Situada principalmente en la Nueva York de comienzos del siglo pasado, la nueva aventura de Fresán después de Jardines de Kensington no sólo es una novela lisérgica y atípica en el panorama latinoamericano, sino que viene a completar un círculo curioso: aparece junto con la reedición de Historia argentina, su primera novela, mientras que el mismo Fresán cumple ya 10 años viviendo en una Barcelona en la que echa de menos a Copito de Nieve, el famoso gorila albino.

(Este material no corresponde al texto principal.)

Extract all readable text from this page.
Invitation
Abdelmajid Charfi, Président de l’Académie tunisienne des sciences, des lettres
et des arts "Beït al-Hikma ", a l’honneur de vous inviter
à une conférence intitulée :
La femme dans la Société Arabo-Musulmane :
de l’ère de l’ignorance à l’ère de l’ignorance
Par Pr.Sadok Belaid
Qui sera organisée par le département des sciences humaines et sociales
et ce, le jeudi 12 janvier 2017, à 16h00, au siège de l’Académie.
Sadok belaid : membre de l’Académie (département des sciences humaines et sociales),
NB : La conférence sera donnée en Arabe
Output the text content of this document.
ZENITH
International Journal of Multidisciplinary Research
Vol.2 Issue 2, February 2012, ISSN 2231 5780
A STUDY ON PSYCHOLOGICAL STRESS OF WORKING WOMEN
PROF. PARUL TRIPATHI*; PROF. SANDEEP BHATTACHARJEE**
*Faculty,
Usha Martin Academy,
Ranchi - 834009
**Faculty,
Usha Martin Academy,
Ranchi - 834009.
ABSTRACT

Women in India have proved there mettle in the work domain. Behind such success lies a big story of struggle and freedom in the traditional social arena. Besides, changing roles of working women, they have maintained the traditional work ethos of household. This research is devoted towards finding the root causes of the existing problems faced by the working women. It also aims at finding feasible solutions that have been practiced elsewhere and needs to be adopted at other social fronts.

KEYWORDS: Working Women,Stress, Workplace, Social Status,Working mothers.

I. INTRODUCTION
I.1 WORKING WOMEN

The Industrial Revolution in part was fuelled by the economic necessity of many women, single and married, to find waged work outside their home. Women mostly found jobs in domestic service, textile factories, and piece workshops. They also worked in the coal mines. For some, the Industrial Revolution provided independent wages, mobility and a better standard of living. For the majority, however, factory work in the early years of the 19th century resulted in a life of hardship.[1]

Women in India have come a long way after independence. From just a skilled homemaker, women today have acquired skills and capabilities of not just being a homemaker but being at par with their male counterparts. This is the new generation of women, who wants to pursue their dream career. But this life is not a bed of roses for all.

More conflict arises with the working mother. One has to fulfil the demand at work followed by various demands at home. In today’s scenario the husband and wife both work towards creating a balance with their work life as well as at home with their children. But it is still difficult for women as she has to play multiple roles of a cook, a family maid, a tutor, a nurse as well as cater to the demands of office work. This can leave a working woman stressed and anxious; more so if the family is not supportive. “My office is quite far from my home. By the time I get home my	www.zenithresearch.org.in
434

A poco de iniciar una nueva gira de presentación -"una especie de post scríptum del propio libro, una suerte de capítulo fantasma", asegura el escritor- aparentemente se alinearon los planetas en la Galaxia Fresán.
- En las notas finales de El fondo del cielo escribes que ésta no es una novela sci-fi, sino una novela sobre ciencia ficción. ¿Es tu homenaje al género?
- Es un homenaje a lo que me gusta del género, a la vez que un ajuste de cuentas con todo lo que no me gusta. Es, digamos, mi idea de lo que debería ser una novela de ciencia ficción que pasa, justamente, por no resignarse a ser nada más que eso.
- Además, la novela tiene un dejo melancólico...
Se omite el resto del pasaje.